Il sindaco di Ascea D’Angiolillo: “La criminalità giovanile esiste e va debellata”

Il sindaco di Ascea D’Angiolillo: “La criminalità giovanile esiste e va debellata”

Continua il viaggio del quotidiano Le Cronache nel mondo della criminalità giovanile e delle istituzioni che hanno il compito di intervenire, offrire ai giovani gli strumenti necessari per essere parte integrante di una comunità. Tra i comuni che oggi, fortunatamente, non è tra quelli che registra un incremento della criminalità giovanile Ascea, come ha confermato il sindaco Pietro D’Angiolillo.
Qual è il dato della criminalità presente oggi sul territorio di Ascea.
«Non mi risulta che ad Ascea vi siano fenomeni di criminalità. Nel periodo estivo, stante il notevole afflusso di turisti, sicuramente ad Ascea, come su tutte le coste del Cilento, si verifica la presenza di soggetti con attitudine a delinquere».
Cosa pensa della criminalità giovanile ?
«C’è poco da pensare. La criminalità giovanile esiste e va debellata senza indugi. Ma l’azione più importante è la prevenzione, per evitare “deviazioni” dei giovani dalla retta via. E per fare ciò è importante la scuola, la presenza dei genitori, l’educazione al vivere civile, alle attività culturali, alla lettura. Bisogna coinvolgere in giovani in attività e progetti educativi e culturali capaci di fargli conoscere la propria inclinazione naturale e la strada da percorrere, in sintonia con il proprio mondo interiore e con le proprie capacità».
Come questo territorio vuole dare una scossa cercando di dare un cambiamento sostanziale ?
«La più grande rivoluzione è creare le condizioni culturali giuste, è curare la formazione dei ragazzi per dargli la possibilità di raggiungere le mete desiderate.
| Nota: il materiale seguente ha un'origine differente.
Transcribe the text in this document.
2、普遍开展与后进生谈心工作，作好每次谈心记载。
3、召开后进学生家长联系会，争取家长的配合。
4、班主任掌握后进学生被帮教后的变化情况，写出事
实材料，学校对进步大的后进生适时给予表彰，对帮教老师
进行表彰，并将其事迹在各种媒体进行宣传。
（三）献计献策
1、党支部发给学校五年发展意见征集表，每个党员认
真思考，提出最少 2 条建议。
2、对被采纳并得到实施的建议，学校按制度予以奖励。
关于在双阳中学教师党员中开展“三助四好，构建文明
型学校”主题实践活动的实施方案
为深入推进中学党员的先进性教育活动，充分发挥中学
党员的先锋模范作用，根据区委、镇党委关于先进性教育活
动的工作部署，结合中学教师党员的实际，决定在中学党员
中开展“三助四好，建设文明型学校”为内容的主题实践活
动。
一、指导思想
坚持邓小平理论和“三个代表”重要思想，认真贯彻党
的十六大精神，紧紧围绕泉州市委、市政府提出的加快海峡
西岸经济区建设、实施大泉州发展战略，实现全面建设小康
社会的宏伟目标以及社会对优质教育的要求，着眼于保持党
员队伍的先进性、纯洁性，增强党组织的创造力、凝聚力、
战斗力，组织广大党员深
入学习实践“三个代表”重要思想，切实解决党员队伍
Credo che, come diceva Marguerite Yourcenar nel libro “Memorie di Adriano”, bisogna costruire biblioteche contro “un inverno dello spirito”».
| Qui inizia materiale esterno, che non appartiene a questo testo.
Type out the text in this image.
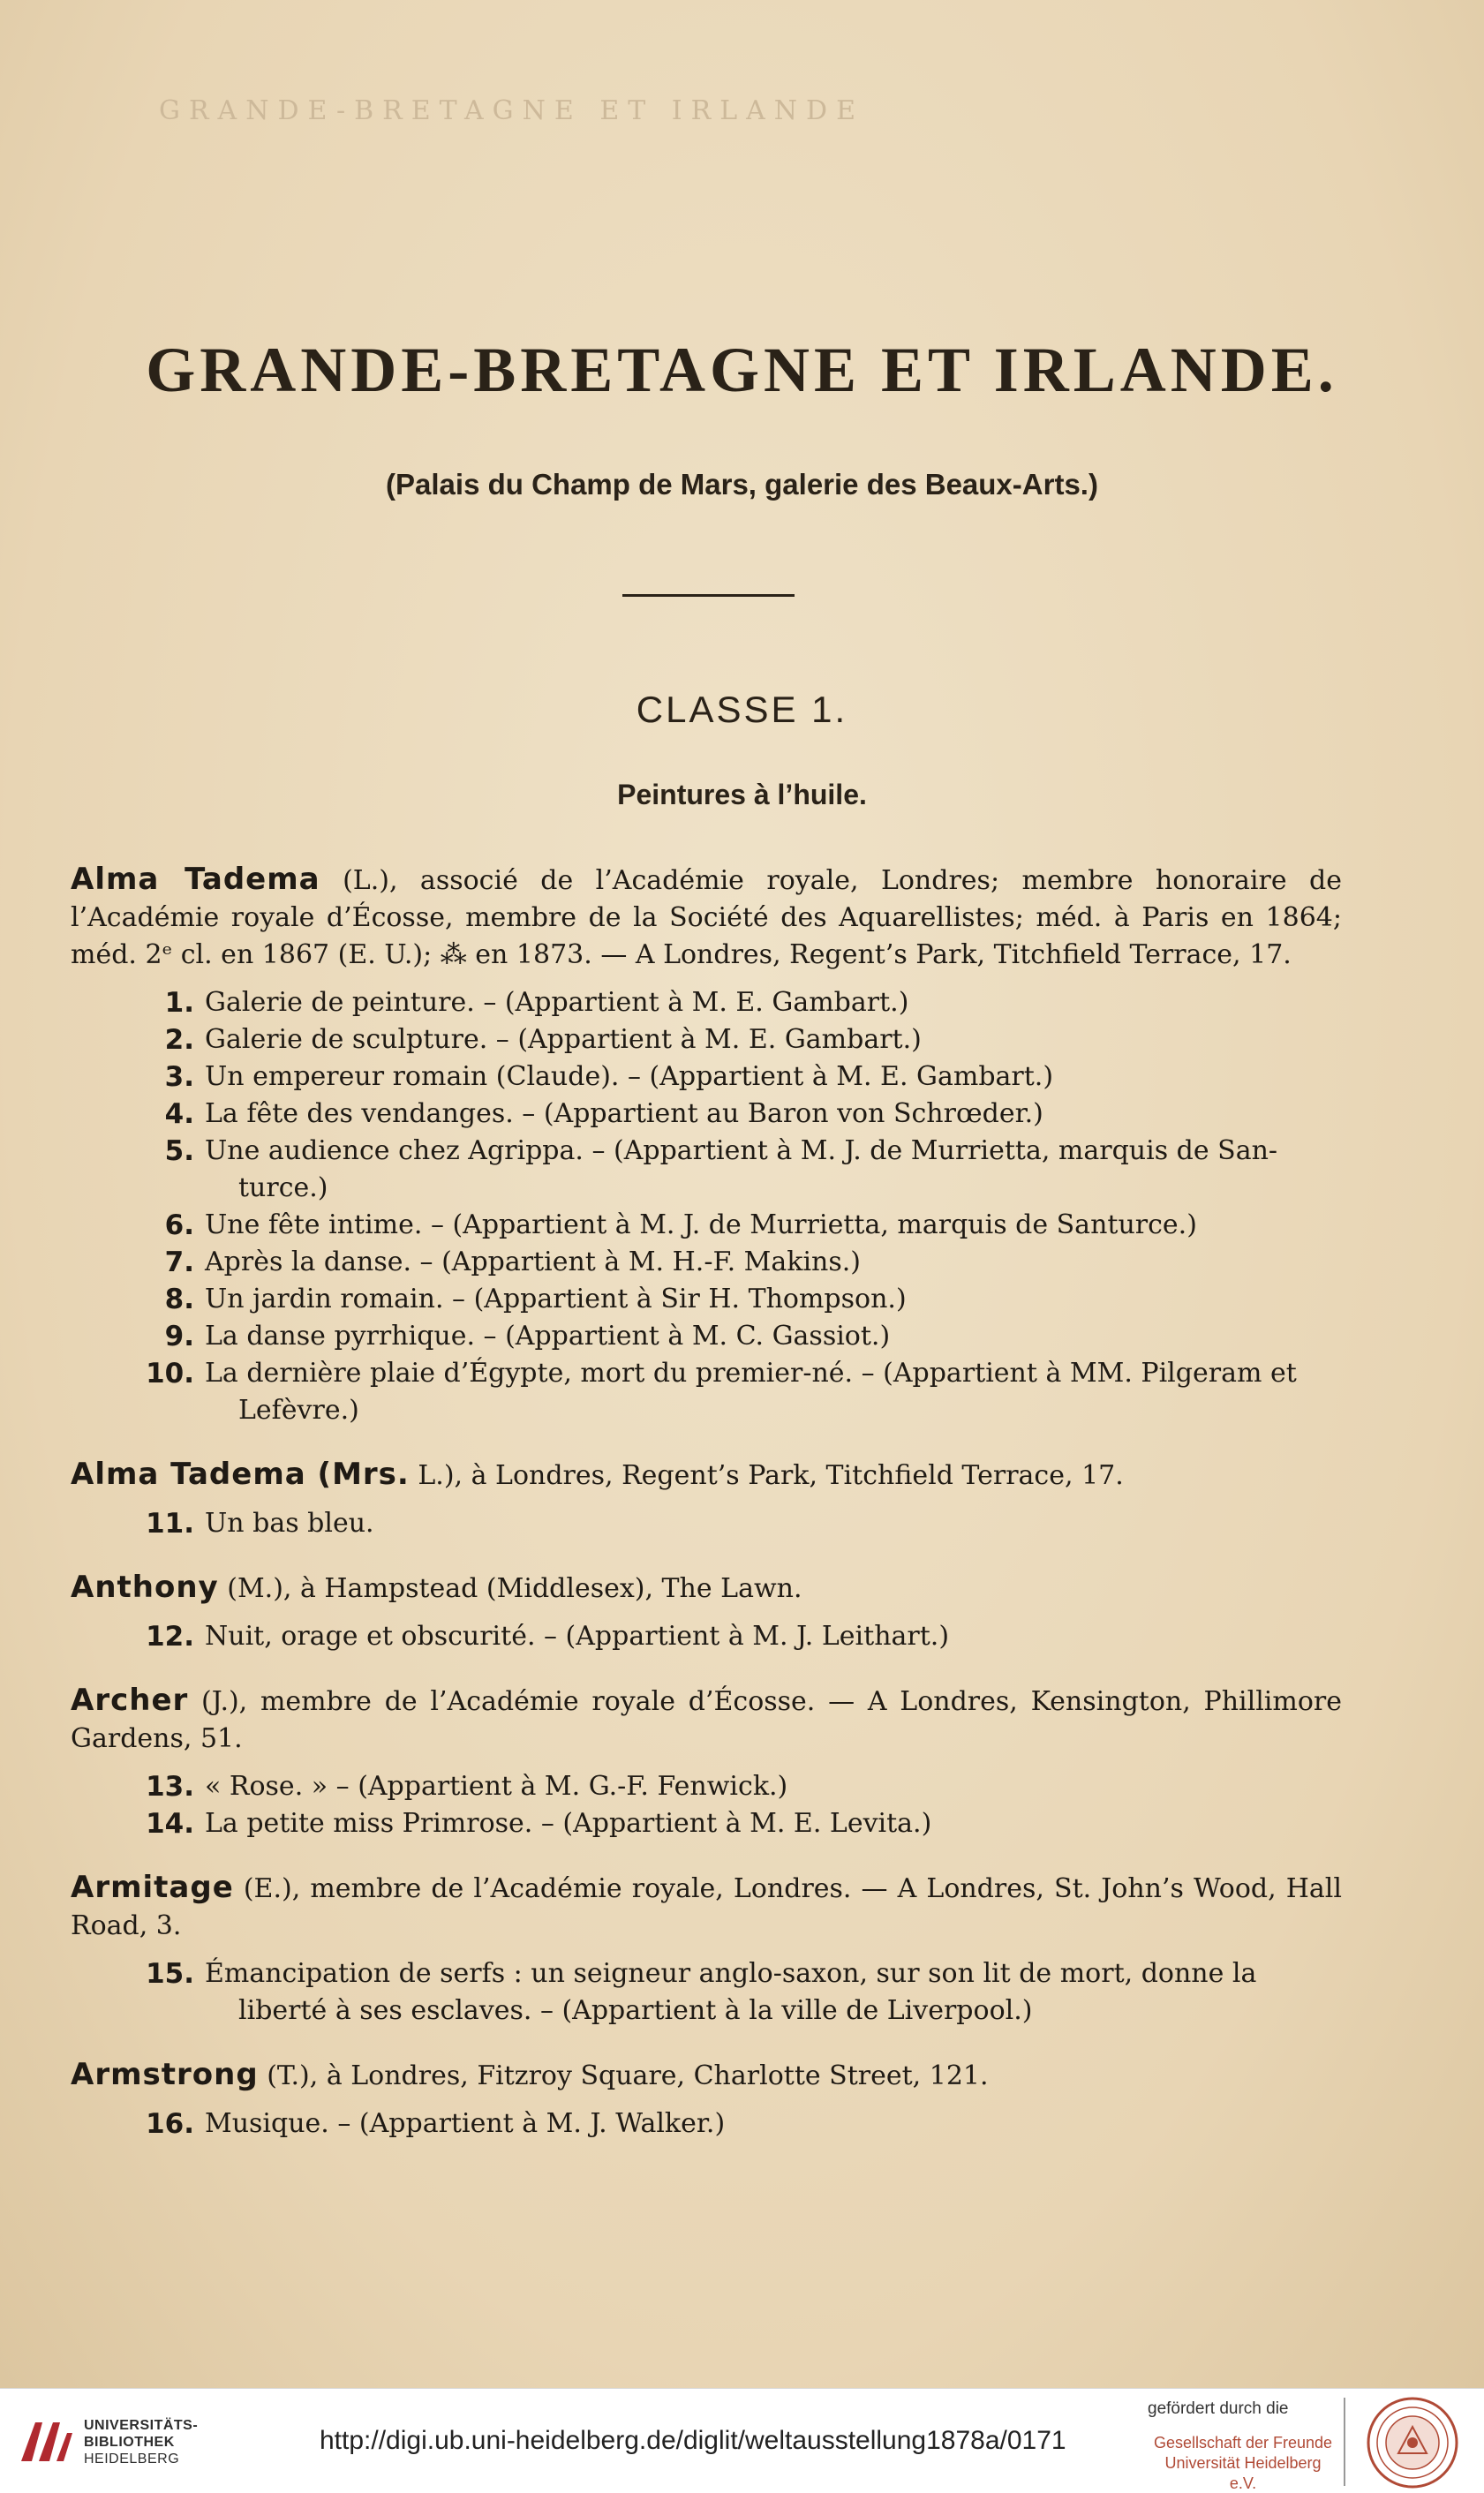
GRANDE-BRETAGNE ET IRLANDE
GRANDE-BRETAGNE ET IRLANDE.
(Palais du Champ de Mars, galerie des Beaux-Arts.)
CLASSE 1.
Peintures à l’huile.
Alma Tadema (L.), associé de l’Académie royale, Londres; membre honoraire de l’Académie royale d’Écosse, membre de la Société des Aquarellistes; méd. à Paris en 1864; méd. 2ᵉ cl. en 1867 (E. U.); ⁂ en 1873. — A Londres, Regent’s Park, Titchfield Terrace, 17.
1. Galerie de peinture. – (Appartient à M. E. Gambart.)
2. Galerie de sculpture. – (Appartient à M. E. Gambart.)
3. Un empereur romain (Claude). – (Appartient à M. E. Gambart.)
4. La fête des vendanges. – (Appartient au Baron von Schrœder.)
5. Une audience chez Agrippa. – (Appartient à M. J. de Murrietta, marquis de San-
turce.)
6. Une fête intime. – (Appartient à M. J. de Murrietta, marquis de Santurce.)
7. Après la danse. – (Appartient à M. H.-F. Makins.)
8. Un jardin romain. – (Appartient à Sir H. Thompson.)
9. La danse pyrrhique. – (Appartient à M. C. Gassiot.)
10. La dernière plaie d’Égypte, mort du premier-né. – (Appartient à MM. Pilgeram et
Lefèvre.)
Alma Tadema (Mrs. L.), à Londres, Regent’s Park, Titchfield Terrace, 17.
11. Un bas bleu.
Anthony (M.), à Hampstead (Middlesex), The Lawn.
12. Nuit, orage et obscurité. – (Appartient à M. J. Leithart.)
Archer (J.), membre de l’Académie royale d’Écosse. — A Londres, Kensington, Phillimore Gardens, 51.
13. « Rose. » – (Appartient à M. G.-F. Fenwick.)
14. La petite miss Primrose. – (Appartient à M. E. Levita.)
Armitage (E.), membre de l’Académie royale, Londres. — A Londres, St. John’s Wood, Hall Road, 3.
15. Émancipation de serfs : un seigneur anglo-saxon, sur son lit de mort, donne la
liberté à ses esclaves. – (Appartient à la ville de Liverpool.)
Armstrong (T.), à Londres, Fitzroy Square, Charlotte Street, 121.
16. Musique. – (Appartient à M. J. Walker.)
UNIVERSITÄTS-
BIBLIOTHEK
HEIDELBERG
http://digi.ub.uni-heidelberg.de/diglit/weltausstellung1878a/0171
gefördert durch die
Gesellschaft der Freunde
Universität Heidelberg e.V.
Come primo cittadino cosa pensa che si possa fare per cercare di abbattere questa cultura mafiosa che ormai si sta diffondendo sempre più?
«Come dicevo in precedenza, bisogna curare la formazione dei ragazzi. Ed in questo le Istituzioni politiche devono collaborare con la Scuola e con i genitori. Noi a breve apriremo una biblioteca comunale e ciò, oltre ad entusiasmarmi per la bella iniziativa e per poter dare ai ragazzi un luogo dove potersi riunire e approfondire le proprie conoscenze, mi pare la risposta giusta per evitare che si insinui nelle nuove generazioni la vecchia cultura mafiosa, camorristica e violente».
Sul territorio di Ascea qual’è l’indice dei reati quali l’usura e l’estorsione e inoltre come questi reati sono cambiati tra il prima e il dopo la pandemia.
«Ad Ascea non mi risulta vi siano fenomeni di usura o di estorsione, né prima e né dopo la pandemia».